Miao Ying’s “Chinternet Plus” is a net-art project that presents itself as a counterfeit ideology to “Internet Plus”—a 2015 strategy proposed by the Chinese government to help the nation’s traditional industries keep up with the global information trend. The project aims to parodically reveal and criticize how insubstantial political ideas/campaigns, such as “Internet Plus”, are being branded through the media. No concrete plans or precise policies are presented in “Chinternet Plus”, with its images and logos having been chosen from stock photos on the internet. This portrayal, she believes, actually mirrors what the government has been doing in terms of initiating its strategies and campaigns.

Aside from the project’s central message, the memes and gifs in “Chinternet Plus” also hint at the active development and usage of the internet that occurs within the “Great Firewall”, which refers to the limited/censored boundaries of the Chinese internet. Ying notably remarks, “the limit of the Chinese internet is what sets it free” ( The work can be found online here.

About the artist: Miao Ying (1985-) is a Shanghai-born internet artist who is known for doing projects that discuss the cultures surrounding censorship within the Chinese internet landscape. She holds her bachelor’s in New Media Arts from China Academy of Fine Arts and her master’s from School of Art and Design at Alfred University. Other noteworthy works she has done include “Hardcore Digital Detox” (2018) and “Blind Spot” (2007).

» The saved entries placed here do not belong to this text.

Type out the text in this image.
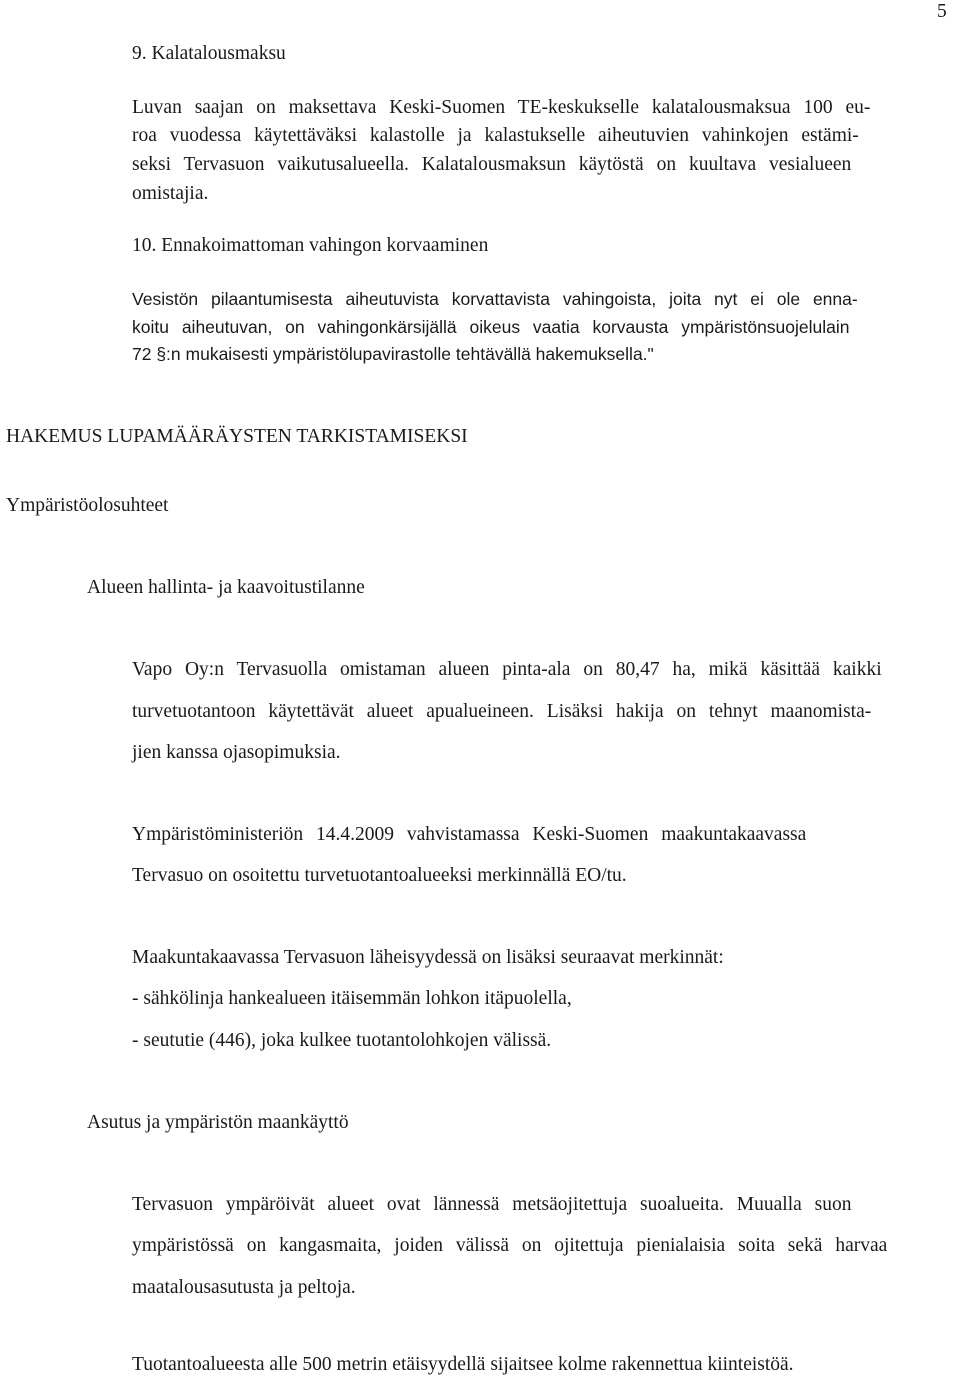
5
9. Kalatalousmaksu
Luvan saajan on maksettava Keski-Suomen TE-keskukselle kalatalousmaksua 100 eu-
roa vuodessa käytettäväksi kalastolle ja kalastukselle aiheutuvien vahinkojen estämi-
seksi Tervasuon vaikutusalueella. Kalatalousmaksun käytöstä on kuultava vesialueen
omistajia.
10. Ennakoimattoman vahingon korvaaminen
Vesistön pilaantumisesta aiheutuvista korvattavista vahingoista, joita nyt ei ole enna-
koitu aiheutuvan, on vahingonkärsijällä oikeus vaatia korvausta ympäristönsuojelulain
72 §:n mukaisesti ympäristölupavirastolle tehtävällä hakemuksella."
HAKEMUS LUPAMÄÄRÄYSTEN TARKISTAMISEKSI
Ympäristöolosuhteet
Alueen hallinta- ja kaavoitustilanne
Vapo Oy:n Tervasuolla omistaman alueen pinta-ala on 80,47 ha, mikä käsittää kaikki
turvetuotantoon käytettävät alueet apualueineen. Lisäksi hakija on tehnyt maanomista-
jien kanssa ojasopimuksia.
Ympäristöministeriön 14.4.2009 vahvistamassa Keski-Suomen maakuntakaavassa
Tervasuo on osoitettu turvetuotantoalueeksi merkinnällä EO/tu.
Maakuntakaavassa Tervasuon läheisyydessä on lisäksi seuraavat merkinnät:
- sähkölinja hankealueen itäisemmän lohkon itäpuolella,
- seututie (446), joka kulkee tuotantolohkojen välissä.
Asutus ja ympäristön maankäyttö
Tervasuon ympäröivät alueet ovat lännessä metsäojitettuja suoalueita. Muualla suon
ympäristössä on kangasmaita, joiden välissä on ojitettuja pienialaisia soita sekä harvaa
maatalousasutusta ja peltoja.
Tuotantoalueesta alle 500 metrin etäisyydellä sijaitsee kolme rakennettua kiinteistöä.
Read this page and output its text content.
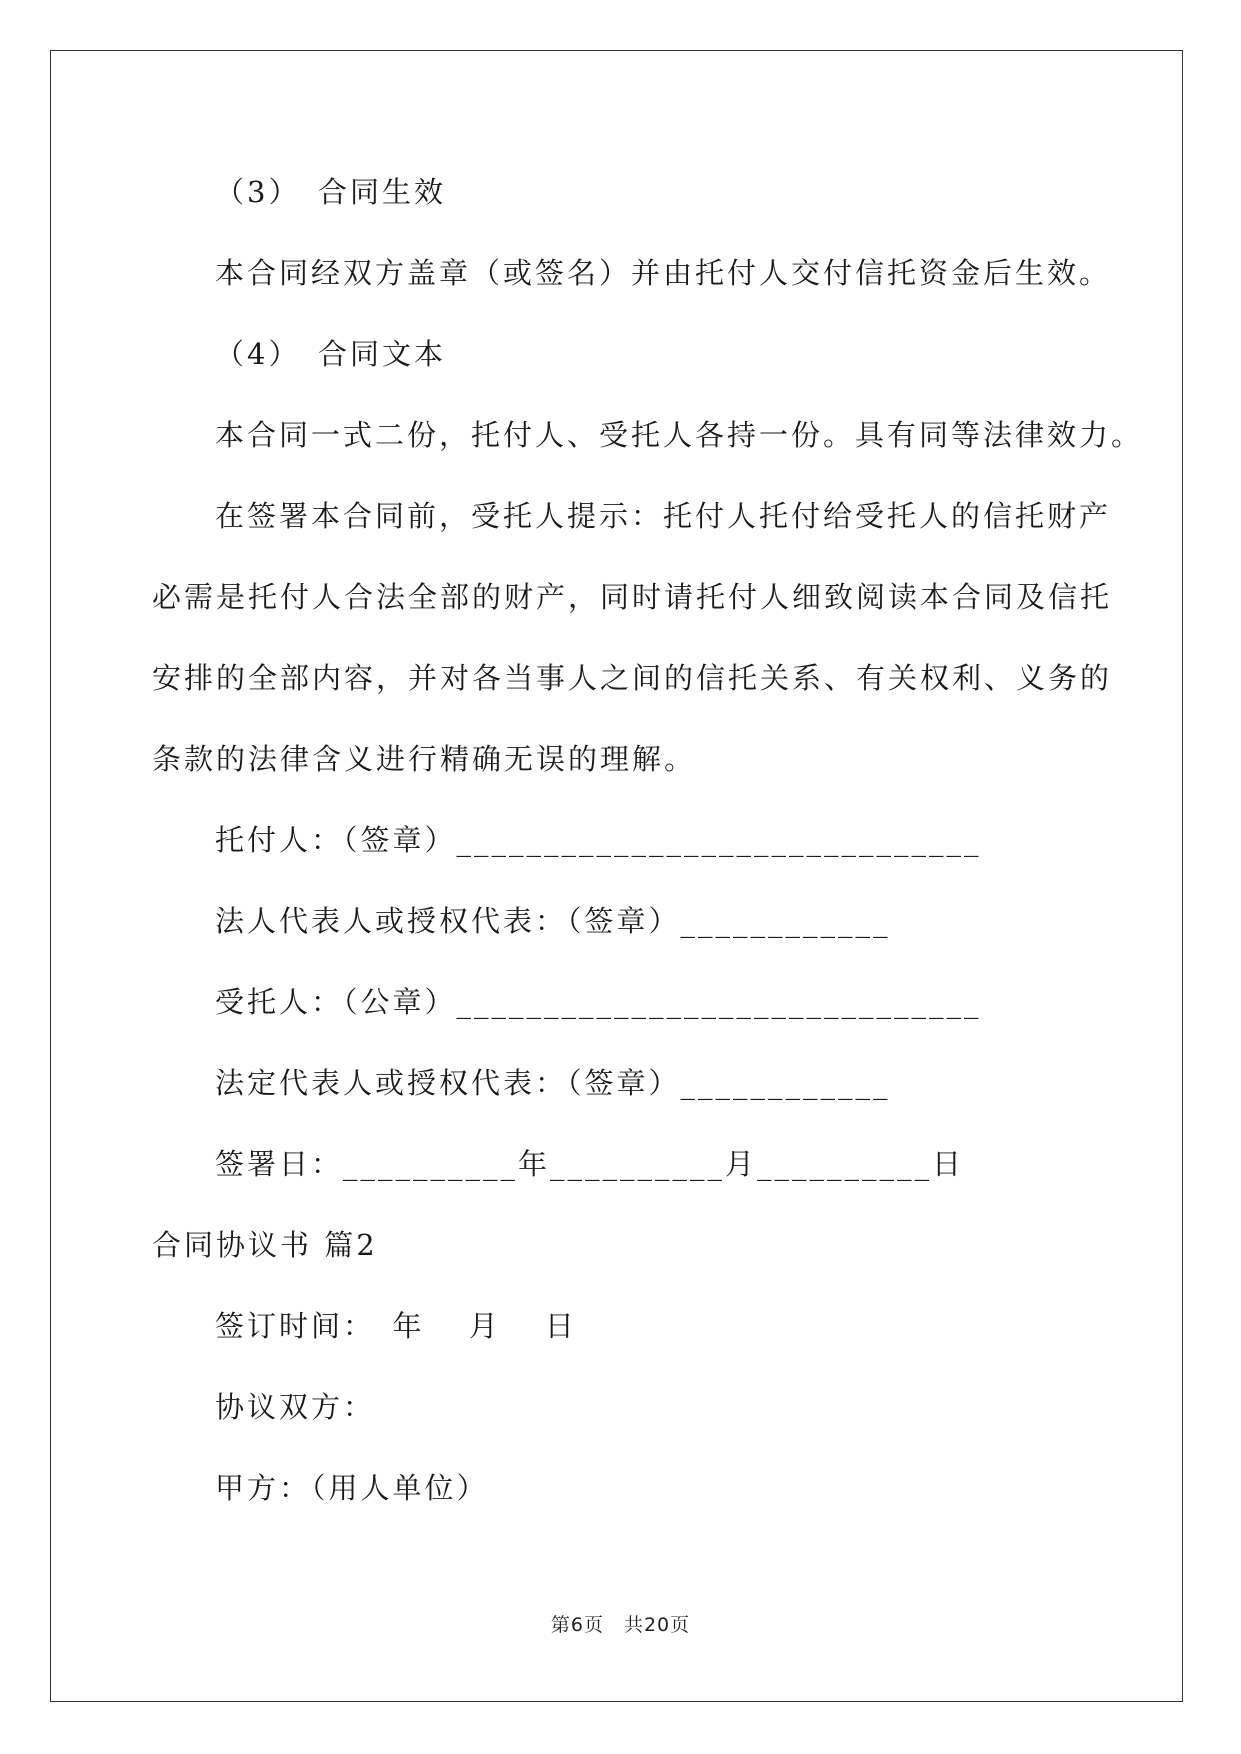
（3）　合同生效
本合同经双方盖章（或签名）并由托付人交付信托资金后生效。
（4）　合同文本
本合同一式二份，托付人、受托人各持一份。具有同等法律效力。
在签署本合同前，受托人提示：托付人托付给受托人的信托财产
必需是托付人合法全部的财产，同时请托付人细致阅读本合同及信托
安排的全部内容，并对各当事人之间的信托关系、有关权利、义务的
条款的法律含义进行精确无误的理解。
托付人：（签章）______________________________
法人代表人或授权代表：（签章）____________
受托人：（公章）______________________________
法定代表人或授权代表：（签章）____________
签署日：__________年__________月__________日
合同协议书 篇2
签订时间：　年　 月　 日
协议双方：
甲方：（用人单位）
第6页　共20页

Dropping a Han Dynasty Urn

Ai Wei Wei, 1995

One of Ai Wei Wei's most famous works is a series of three photographs, showing the destruction of a Han dynasty by dropping it on the floor. It caused a controversy on the value of artifacts and the morality of destroying or modifying them to create art. The act of destruction is a metaphor for the crimes toward the elites during the cultural revolution, as well as signifies the crumbling of the world as it was. It also explores the relation between destruction and creation: “the only way of building a new world is by destroying the old one.”, as Ai Wei Wei quotes Mao.

About the artist: Ai Weiwei is an artist and political activist. He uses a range of mediums including performance, photography, film, and sculpture for his art.

Writing in the Rain

FX Harsono, 2011

This work deals with the violence against ethnic Chinese people in 195-1966 in Indonesia as they were seen as communist sympathizers. The suppression of Chinese people lasted years beyond that. The work consists of him repeatedly writing his name on a clear glass wall, which is then washed off by the rain as he keeps writing. His identity as an ethnic Chinese Indonesian is shaped by the past, as he had to abandon the culture he inherited.

About the artist: FX Harnoso is an Indonesian installation artist. His art is both a political exploration as well as a self-discovery.